Submitted by Arts & Sciences Web Team on

Students have long had a number of options for studying in France, but programs operating in the francophone world beyond the borders of Europe remain scarce. Professor Richard Watts has established a new study abroad program in Martinique, a former French colony and present-day overseas department (think Hawai'i in relation to the United States), which will take place during Summer quarter 2013 (A-term).
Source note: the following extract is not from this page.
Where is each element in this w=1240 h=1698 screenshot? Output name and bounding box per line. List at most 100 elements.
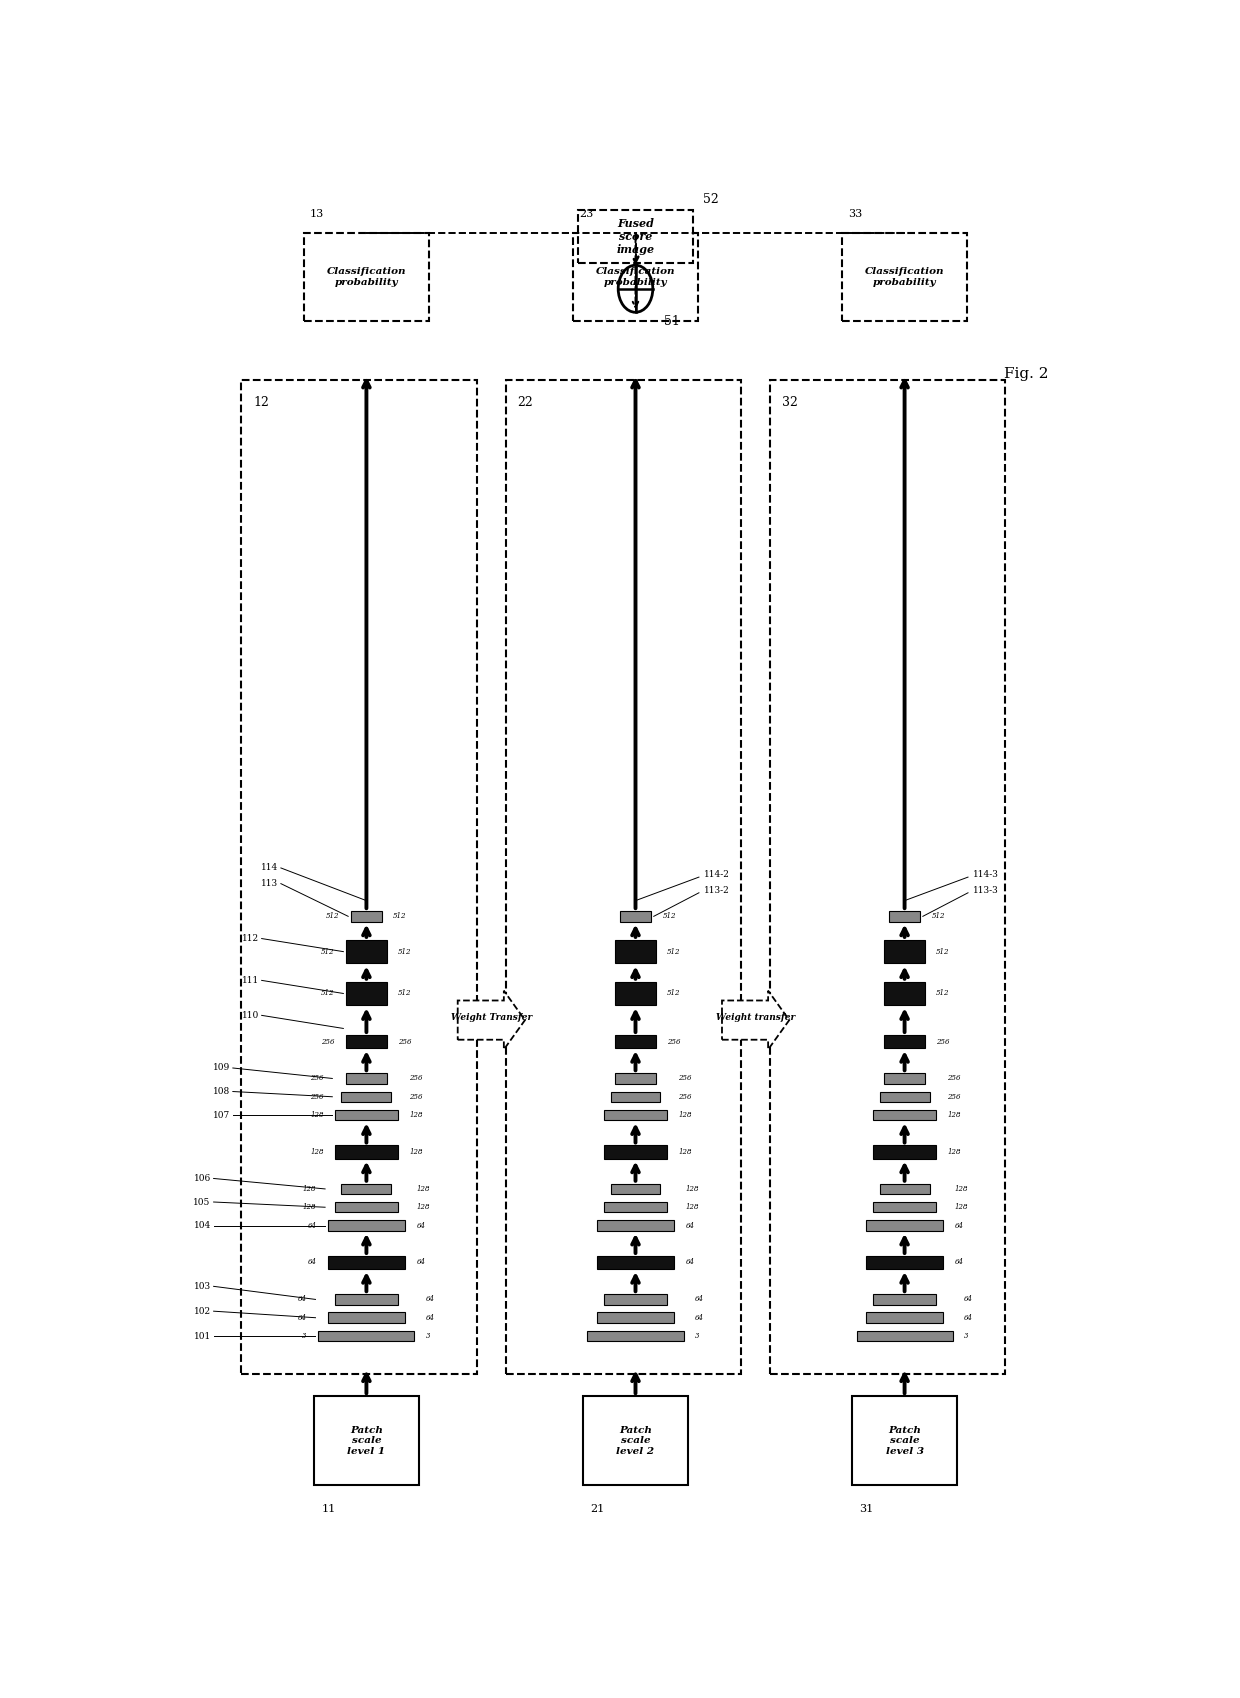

Martinique is arguably the most significant of France's overseas possessions, but it's a place that US students are rarely exposed to. In fact, there is, to Dr. Watt's knowledge, only one other such program being offered nationally. He has been conducting literary and cultural studies research in Martinique since the early 1990s and thought it would be an ideal place to take UW students for a summer month to study two related phenomena: one, how France continues to exercise its cultural influence on an island whose population is of mixed Amerindian, African, East Indian, and European descent and, two, how that influence plays out in the sphere of human relations to the environment--in brief, a program in environmental cultural studies in Martinique.

On an island where 'natural beauty' plays a major role in the perception we have of it, the memory of past transformations of nature as a result of the slavery and plantation economies of the 17th to early 20th centuries and the current lived experience of the transformation of nature at the hands of intensive agriculture and economic development are complicated matters...

Dr. Watts explains, "On an island where 'natural beauty' plays a major role in the perception we have of it, the memory of past transformations of nature as a result of the slavery and plantation economies of the 17th to early 20th centuries and the current lived experience of the transformation of nature at the hands of intensive agriculture and economic development are complicated matters, and these matters are treated by a variety of local authors, artists, and activists.  We will study their works on site, with the aim of understanding not only how the ecological change gets registered locally, but also how Martinican responses to the problem of environmental degradation resonates with responses elsewhere in the Caribbean and beyond."